House had lied.
Put like that, without context, it seemed silly; House lied all the time, to everyone. But never before had he let people spend days thinking he was dying.
Chase didn't know if he could forgive him for this. Worse, he didn't know if he could forgive himself--first for still caring, even after everything House had done to him; second for giving in to the need to show this man how much he did care. He'd just never had the chance to say goodbye to his parents, and he couldn't bear the thought of going through that again. So he'd steeled his nerves and taken a chance. For nothing.
And House had let him.
The best moment he'd had in a very long time had been when he'd noticed that it was not, in fact, cancer. It wasn't just solving the puzzle; it was solving this puzzle, and in a roundabout way saving House's life. Foreman and Cameron had even complimented him on having picked up on the anomaly before they had all piled into Foreman's car and driven as fast as the law would allow to House's flat to share the good news--only to have their high spirits dashed by House's deception. The news had hit Chase with all the force of a personal betrayal.
It didn't even matter that they weren't the intended target of the deception. Once House knew they believed he was dying, he ought to have told them the truth rather than just brushing their concern off with repeated variations on "let's pretend I'm fine". Chase had used "I'm fine" to dismiss warranted, but unwanted, concern too many times himself to be willing to take those words at face value.

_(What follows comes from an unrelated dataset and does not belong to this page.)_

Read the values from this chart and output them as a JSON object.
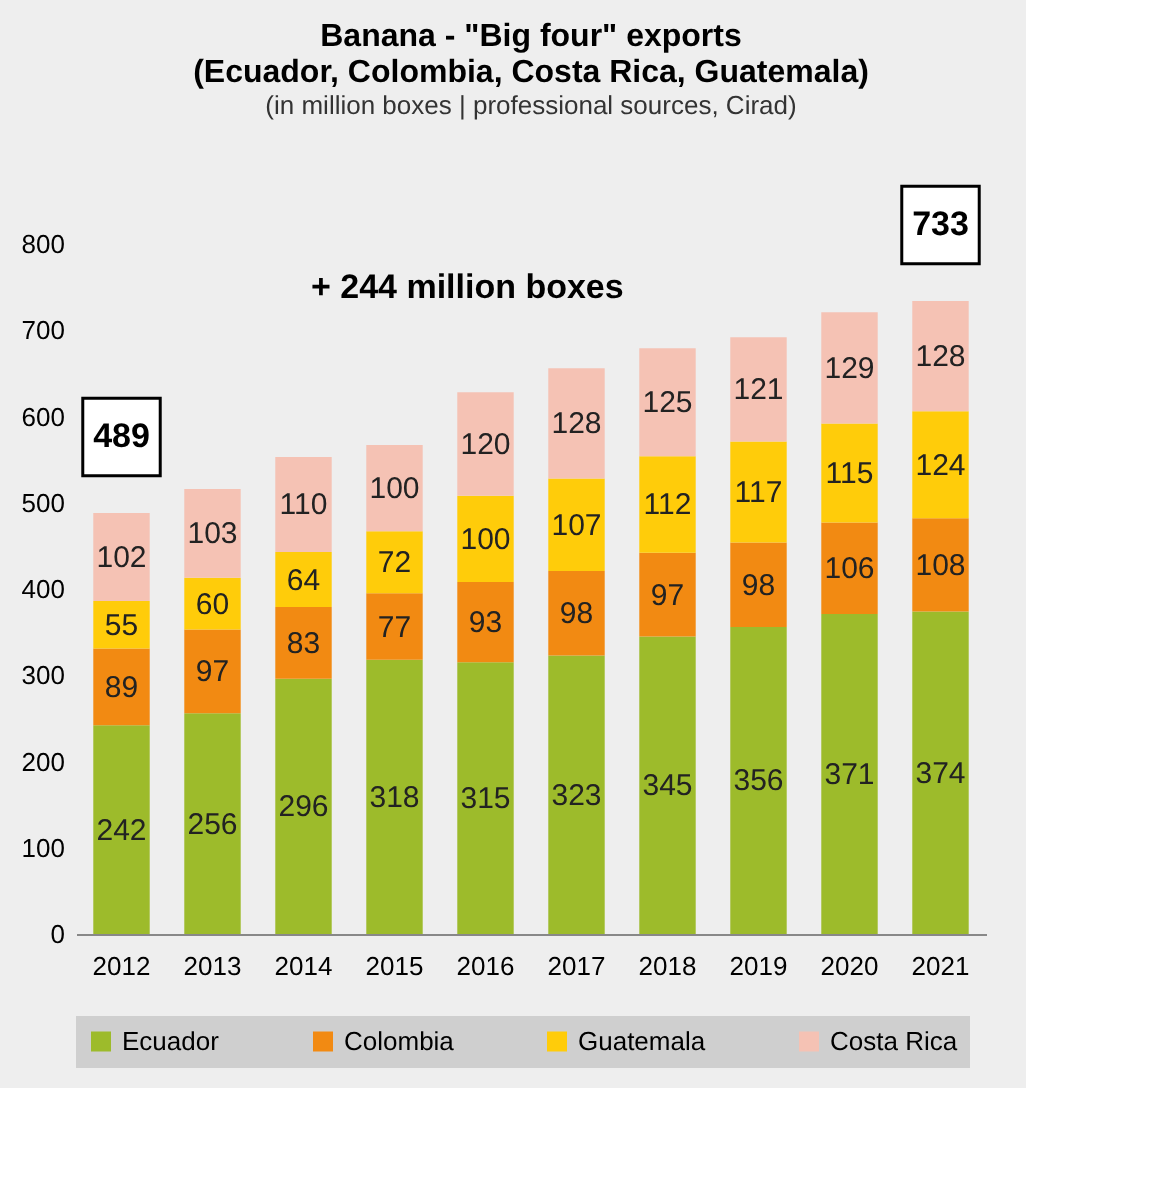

And the worst part? That was the relief that underlay the anger and the sense of betrayal. Even now, he couldn't help being happy beyond words that it wasn't true, House didn't have barely a year to live. Not even this latest example of unnecessary cruelty could make him wish House were out of his life, and that was just more proof that his father had been right all those times when he'd called him weak. What greater weakness could there be than continually needing people who, on one hand, couldn't be bothered to tell him they were dying, and on the other, didn't care enough to tell him they weren't?

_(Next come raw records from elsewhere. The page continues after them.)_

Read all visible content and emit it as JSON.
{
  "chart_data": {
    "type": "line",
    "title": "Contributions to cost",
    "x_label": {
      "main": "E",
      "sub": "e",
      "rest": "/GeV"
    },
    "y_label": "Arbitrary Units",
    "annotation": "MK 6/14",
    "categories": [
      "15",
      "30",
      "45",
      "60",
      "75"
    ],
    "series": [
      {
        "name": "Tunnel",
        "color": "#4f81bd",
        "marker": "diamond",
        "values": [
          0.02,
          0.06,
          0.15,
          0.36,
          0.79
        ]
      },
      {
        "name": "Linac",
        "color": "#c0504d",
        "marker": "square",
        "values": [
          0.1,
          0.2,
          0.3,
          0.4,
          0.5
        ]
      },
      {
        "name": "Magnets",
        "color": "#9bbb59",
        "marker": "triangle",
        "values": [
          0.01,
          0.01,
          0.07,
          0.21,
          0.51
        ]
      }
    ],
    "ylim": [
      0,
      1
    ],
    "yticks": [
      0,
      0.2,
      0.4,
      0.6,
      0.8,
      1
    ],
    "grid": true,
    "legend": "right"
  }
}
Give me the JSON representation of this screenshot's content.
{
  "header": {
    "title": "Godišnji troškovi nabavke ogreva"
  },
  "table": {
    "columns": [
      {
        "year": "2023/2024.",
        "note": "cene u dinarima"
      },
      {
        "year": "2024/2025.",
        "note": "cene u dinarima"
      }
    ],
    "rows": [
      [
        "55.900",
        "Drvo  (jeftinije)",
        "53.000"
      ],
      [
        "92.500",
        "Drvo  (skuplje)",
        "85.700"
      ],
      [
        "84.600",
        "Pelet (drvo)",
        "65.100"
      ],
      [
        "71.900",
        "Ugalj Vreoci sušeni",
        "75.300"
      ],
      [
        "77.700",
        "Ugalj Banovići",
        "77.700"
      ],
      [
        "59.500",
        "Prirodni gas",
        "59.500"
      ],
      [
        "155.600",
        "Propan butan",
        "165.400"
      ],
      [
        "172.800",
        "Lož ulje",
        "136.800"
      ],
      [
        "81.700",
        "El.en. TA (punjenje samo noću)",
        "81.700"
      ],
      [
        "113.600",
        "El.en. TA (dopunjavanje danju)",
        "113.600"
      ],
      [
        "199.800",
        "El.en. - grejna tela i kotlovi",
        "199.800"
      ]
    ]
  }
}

He wished he were stronger. He wished he could not care for real, rather than merely as words he told himself in a desperate effort to make the disappointments in his life hurt less. He wished he could be like Foreman, and brush this aside in disgust, or Cameron, and have a faith in people that was in the long run undiminished by their actions. But he wasn't, and he couldn't help taking things like this personally, no matter how much he'd come to expect them.

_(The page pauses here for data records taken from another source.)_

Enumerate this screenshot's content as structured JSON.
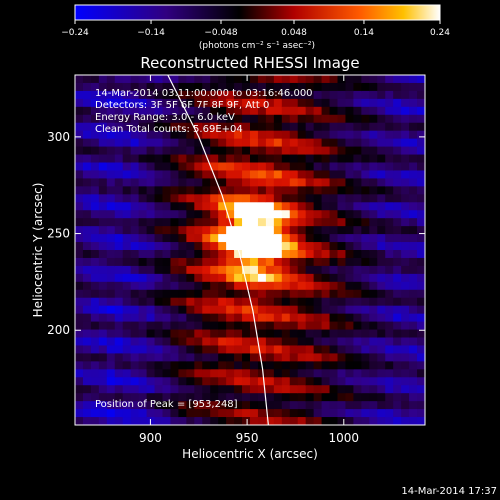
{
  "chart_data": {
    "type": "heatmap",
    "title": "Reconstructed RHESSI Image",
    "xlabel": "Heliocentric X (arcsec)",
    "ylabel": "Heliocentric Y (arcsec)",
    "xlim": [
      861,
      1042
    ],
    "ylim": [
      151,
      332
    ],
    "x_ticks": [
      900,
      950,
      1000
    ],
    "y_ticks": [
      200,
      250,
      300
    ],
    "colorbar": {
      "min": -0.24,
      "max": 0.24,
      "ticks": [
        -0.24,
        -0.14,
        -0.048,
        0.048,
        0.14,
        0.24
      ],
      "tick_labels": [
        "−0.24",
        "−0.14",
        "−0.048",
        "0.048",
        "0.14",
        "0.24"
      ],
      "units": "(photons cm⁻² s⁻¹ asec⁻²)",
      "colormap": [
        "#0000ff",
        "#2a0070",
        "#000000",
        "#b00000",
        "#ff5a00",
        "#ffc000",
        "#ffffff"
      ]
    },
    "annotations": [
      "14-Mar-2014 03:11:00.000 to 03:16:46.000",
      "Detectors: 3F 5F 6F 7F 8F 9F, Att 0",
      "Energy Range: 3.0 - 6.0 keV",
      "Clean    Total counts: 5.69E+04"
    ],
    "peak_label": "Position of Peak = [953,248]",
    "peak": {
      "x": 953,
      "y": 248
    },
    "limb_curve": [
      [
        909,
        332
      ],
      [
        925,
        300
      ],
      [
        937,
        270
      ],
      [
        946,
        240
      ],
      [
        953,
        210
      ],
      [
        958,
        180
      ],
      [
        961,
        151
      ]
    ],
    "footer": "14-Mar-2014 17:37"
  }
}
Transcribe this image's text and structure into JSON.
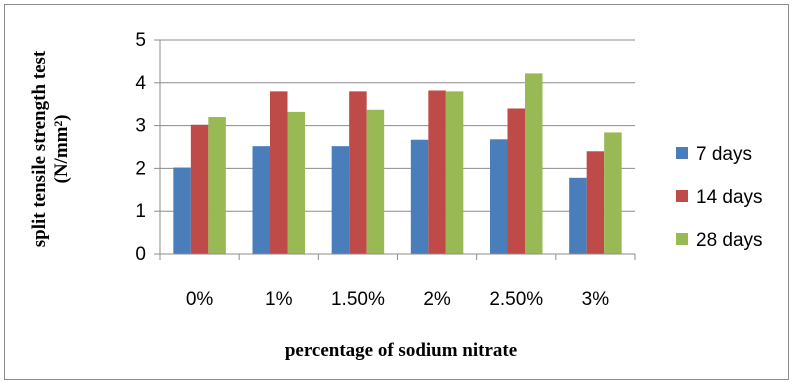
{
  "chart_data": {
    "type": "bar",
    "categories": [
      "0%",
      "1%",
      "1.50%",
      "2%",
      "2.50%",
      "3%"
    ],
    "series": [
      {
        "name": "7 days",
        "color": "#4a7ebb",
        "values": [
          2.02,
          2.52,
          2.52,
          2.67,
          2.68,
          1.78
        ]
      },
      {
        "name": "14 days",
        "color": "#be4b48",
        "values": [
          3.02,
          3.8,
          3.8,
          3.82,
          3.4,
          2.4
        ]
      },
      {
        "name": "28 days",
        "color": "#98b954",
        "values": [
          3.2,
          3.32,
          3.37,
          3.8,
          4.22,
          2.84
        ]
      }
    ],
    "xlabel": "percentage of  sodium nitrate",
    "ylabel_line1": "split tensile strength test",
    "ylabel_line2": "(N/mm²)",
    "ylim": [
      0,
      5
    ],
    "yticks": [
      0,
      1,
      2,
      3,
      4,
      5
    ],
    "grid": true,
    "legend_position": "right"
  }
}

Not that he'd expected even House to lie about brain cancer. Saying he didn't have it when he did, perhaps, but lying about having it when he didn't? Who could possibly anticipate that, even from someone like House? Regardless, Chase knew all about disappointments, and he hated the fact that he hadn't grown immune to them.
He wasn't even immune to the disappointment he felt in himself when he walked into work that morning and his first reaction to seeing House through the glass wall of his office was relief that none of it had been true.